Warburgia stuhlmannii
- Conservation status: Vulnerable (IUCN 3.1)

Scientific classification
- Kingdom: Plantae
- Clade: Embryophytes
- Clade: Tracheophytes
- Clade: Spermatophytes
- Clade: Angiosperms
- Clade: Magnoliids
- Order: Canellales
- Family: Canellaceae
- Genus: Warburgia
- Species: W. stuhlmannii
- Binomial name: Warburgia stuhlmannii Engl.

= Warburgia stuhlmannii =

- Genus: Warburgia
- Species: stuhlmannii
- Authority: Engl.
- Conservation status: VU

Species of flowering plant

Warburgia stuhlmannii is a species of flowering plant in the family Canellaceae.

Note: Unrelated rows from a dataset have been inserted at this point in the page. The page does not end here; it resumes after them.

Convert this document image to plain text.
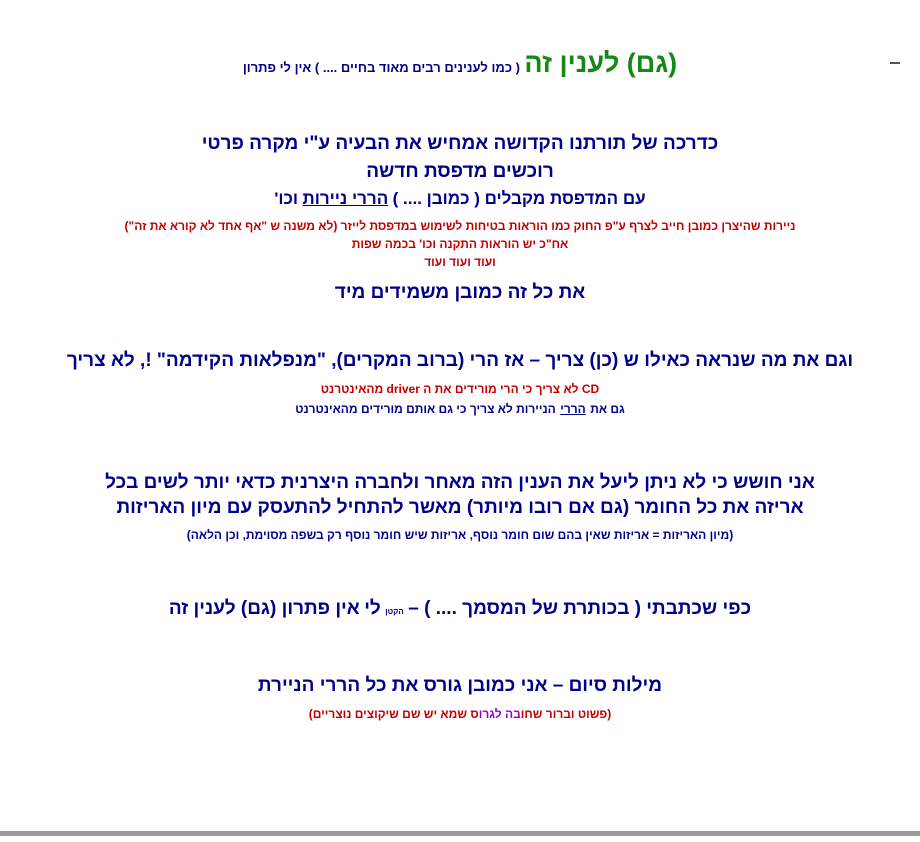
(גם) לענין זה ( כמו לענינים רבים מאוד בחיים .... ) אין לי פתרון
כדרכה של תורתנו הקדושה אמחיש את הבעיה ע"י מקרה פרטי
רוכשים מדפסת חדשה
עם המדפסת מקבלים ( כמובן .... ) הררי ניירות וכו'
ניירות שהיצרן כמובן חייב לצרף ע"פ החוק כמו הוראות בטיחות לשימוש במדפסת לייזר (לא משנה ש "אף אחד לא קורא את זה")
אח"כ יש הוראות התקנה וכו' בכמה שפות
ועוד ועוד ועוד
את כל זה כמובן משמידים מיד
וגם את מה שנראה כאילו ש (כן) צריך – אז הרי (ברוב המקרים), "מנפלאות הקידמה" !, לא צריך
CD לא צריך כי הרי מורידים את ה driver מהאינטרנט
גם את הררי הניירות לא צריך כי גם אותם מורידים מהאינטרנט
אני חושש כי לא ניתן ליעל את הענין הזה מאחר ולחברה היצרנית כדאי יותר לשים בכל
אריזה את כל החומר (גם אם רובו מיותר) מאשר להתחיל להתעסק עם מיון האריזות
(מיון האריזות = אריזות שאין בהם שום חומר נוסף, אריזות שיש חומר נוסף רק בשפה מסוימת, וכן הלאה)
כפי שכתבתי ( בכותרת של המסמך .... ) – הקטן לי אין פתרון (גם) לענין זה
מילות סיום – אני כמובן גורס את כל הררי הניירת
(פשוט וברור שחובה לגרוס שמא יש שם שיקוצים נוצריים)
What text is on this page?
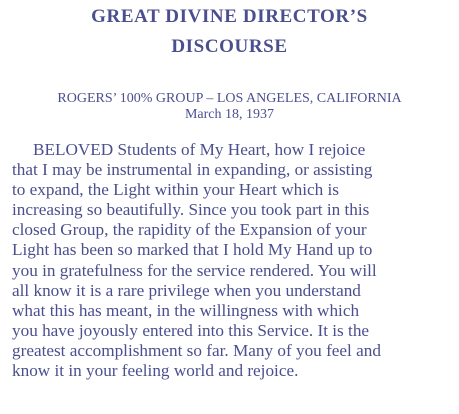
GREAT DIVINE DIRECTOR’S
DISCOURSE
ROGERS’ 100% GROUP – LOS ANGELES, CALIFORNIA
March 18, 1937
BELOVED Students of My Heart, how I rejoice
that I may be instrumental in expanding, or assisting
to expand, the Light within your Heart which is
increasing so beautifully. Since you took part in this
closed Group, the rapidity of the Expansion of your
Light has been so marked that I hold My Hand up to
you in gratefulness for the service rendered. You will
all know it is a rare privilege when you understand
what this has meant, in the willingness with which
you have joyously entered into this Service. It is the
greatest accomplishment so far. Many of you feel and
know it in your feeling world and rejoice.
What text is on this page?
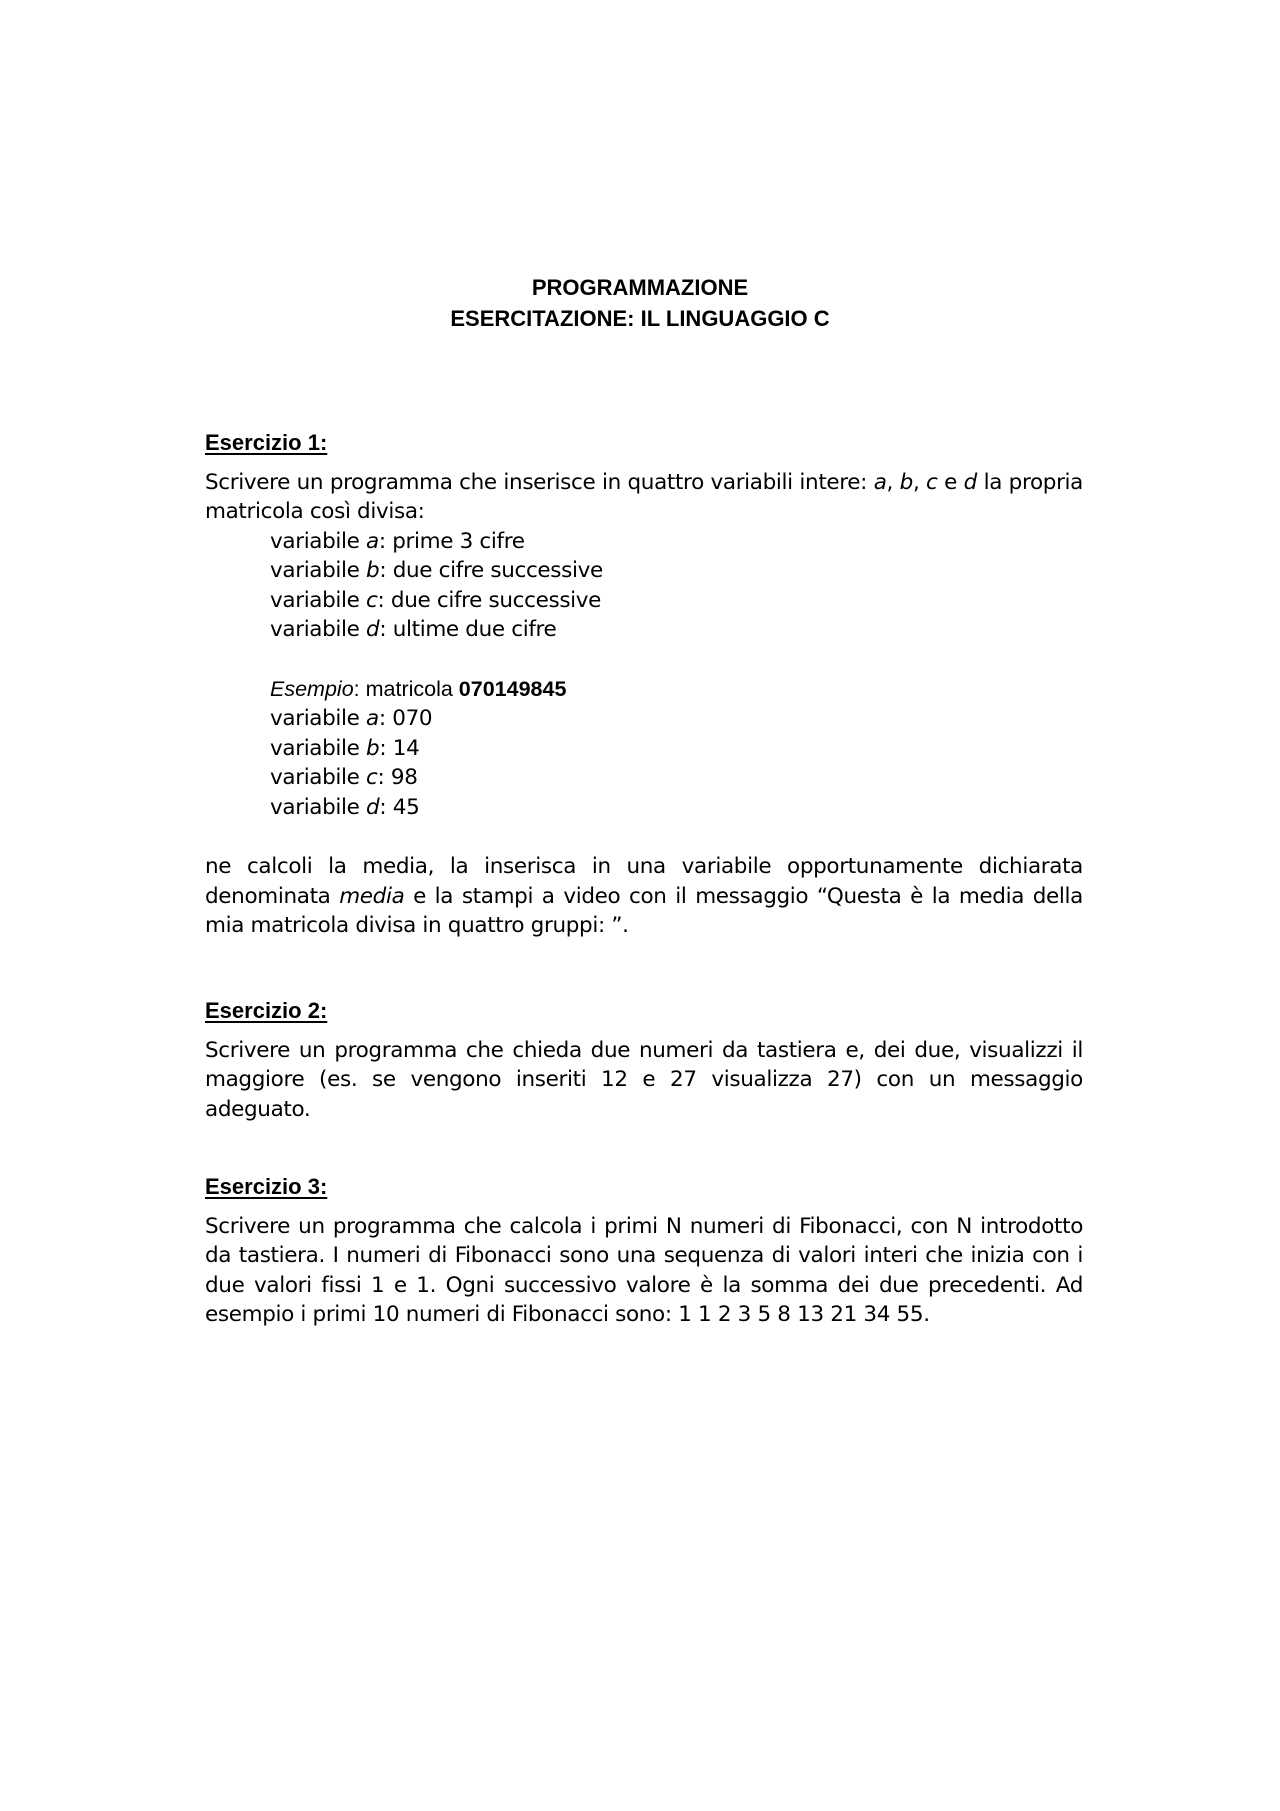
PROGRAMMAZIONE
ESERCITAZIONE: IL LINGUAGGIO C
Esercizio 1:

Scrivere un programma che inserisce in quattro variabili intere: a, b, c e d la propria matricola così divisa:

variabile a: prime 3 cifre
variabile b: due cifre successive
variabile c: due cifre successive
variabile d: ultime due cifre
Esempio: matricola 070149845
variabile a: 070
variabile b: 14
variabile c: 98
variabile d: 45

ne calcoli la media, la inserisca in una variabile opportunamente dichiarata denominata media e la stampi a video con il messaggio “Questa è la media della mia matricola divisa in quattro gruppi: ”.

Esercizio 2:

Scrivere un programma che chieda due numeri da tastiera e, dei due, visualizzi il maggiore (es. se vengono inseriti 12 e 27 visualizza 27) con un messaggio adeguato.

Esercizio 3:

Scrivere un programma che calcola i primi N numeri di Fibonacci, con N introdotto da tastiera. I numeri di Fibonacci sono una sequenza di valori interi che inizia con i due valori fissi 1 e 1. Ogni successivo valore è la somma dei due precedenti. Ad esempio i primi 10 numeri di Fibonacci sono: 1 1 2 3 5 8 13 21 34 55.
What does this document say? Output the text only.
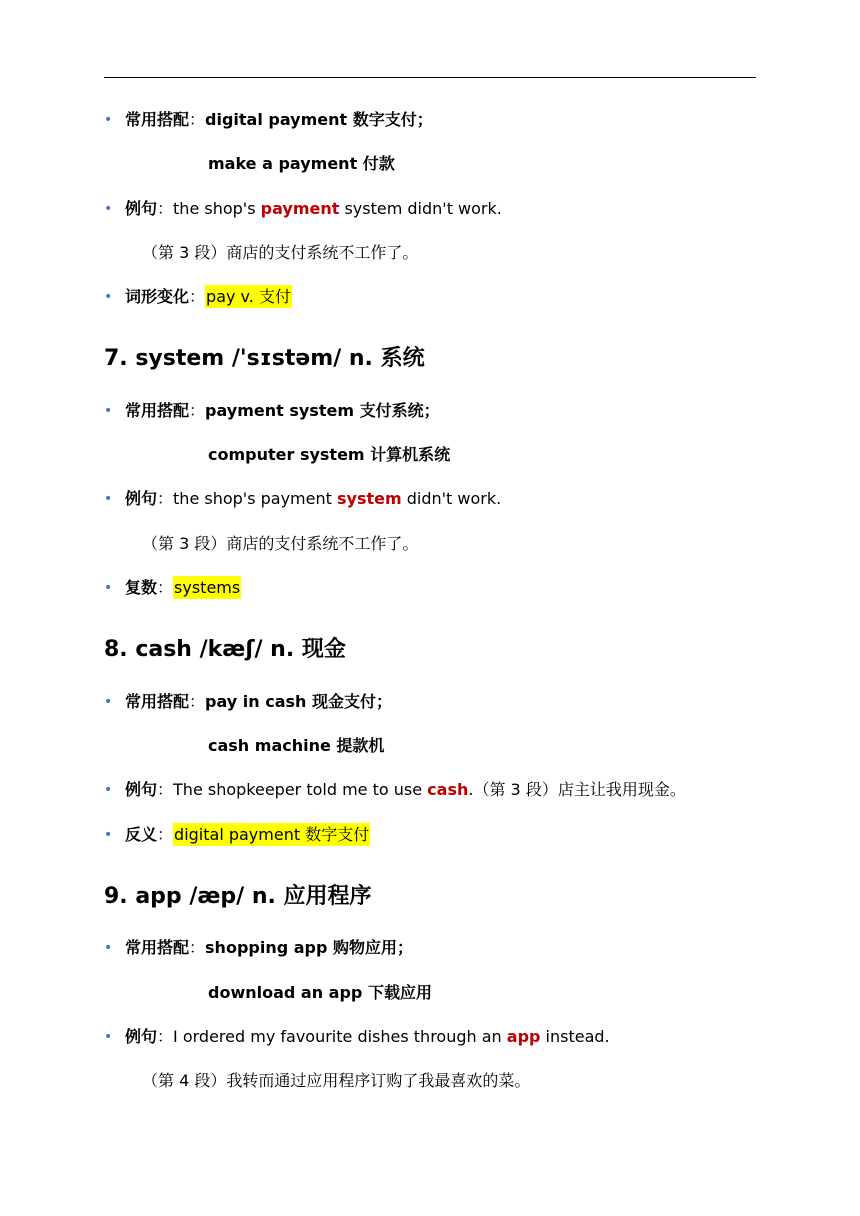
• 常用搭配：digital payment 数字支付；
make a payment 付款
• 例句：the shop's payment system didn't work.
（第 3 段）商店的支付系统不工作了。
• 词形变化：pay v. 支付
7. system /'sɪstəm/ n. 系统
• 常用搭配：payment system 支付系统；
computer system 计算机系统
• 例句：the shop's payment system didn't work.
（第 3 段）商店的支付系统不工作了。
• 复数：systems
8. cash /kæʃ/ n. 现金
• 常用搭配：pay in cash 现金支付；
cash machine 提款机
• 例句：The shopkeeper told me to use cash.（第 3 段）店主让我用现金。
• 反义：digital payment 数字支付
9. app /æp/ n. 应用程序
• 常用搭配：shopping app 购物应用；
download an app 下载应用
• 例句：I ordered my favourite dishes through an app instead.
（第 4 段）我转而通过应用程序订购了我最喜欢的菜。
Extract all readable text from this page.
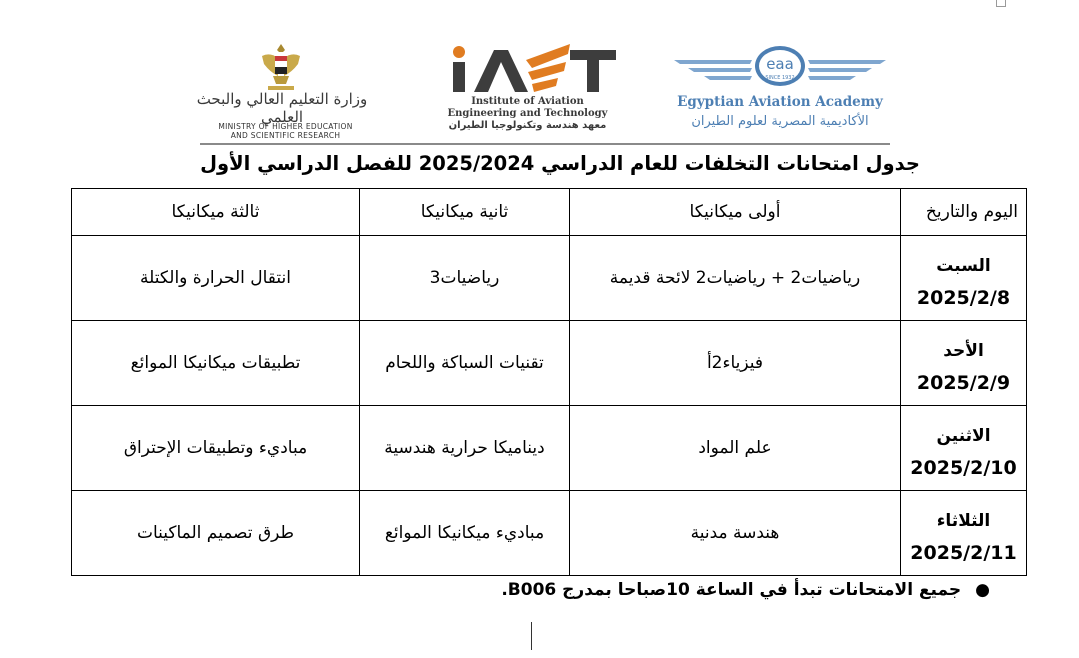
وزارة التعليم العالي والبحث العلمي
MINISTRY OF HIGHER EDUCATION
AND SCIENTIFIC RESEARCH
Institute of Aviation
Engineering and Technology
معهد هندسة وتكنولوجيا الطيران
eaa
SINCE 1932
Egyptian Aviation Academy
الأكاديمية المصرية لعلوم الطيران
جدول امتحانات التخلفات للعام الدراسي 2025/2024 للفصل الدراسي الأول
اليوم والتاريخ	أولى ميكانيكا	ثانية ميكانيكا	ثالثة ميكانيكا

السبت
2025/2/8	رياضيات2 + رياضيات2 لائحة قديمة	رياضيات3	انتقال الحرارة والكتلة

الأحد
2025/2/9	فيزياء2أ	تقنيات السباكة واللحام	تطبيقات ميكانيكا الموائع

الاثنين
2025/2/10	علم المواد	ديناميكا حرارية هندسية	مباديء وتطبيقات الإحتراق

الثلاثاء
2025/2/11	هندسة مدنية	مباديء ميكانيكا الموائع	طرق تصميم الماكينات
●جميع الامتحانات تبدأ في الساعة 10صباحا بمدرج B006.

The genus is named after Dr Otto Warburg, botanist and lecturer in Berlin. and the species after Franz Stuhlmann, also a renowned botanist who directed the Amani Research Institute and its botanical garden in German East Africa. It is a rare, small, evergreen tree, reaching heights from 12 to 24 metres, and has glossy leaves. It is found in the coastal woodlands and forests of southeastern Kenya and northeastern Tanzania and is threatened by habitat loss. It is known as mkaa in Swahili.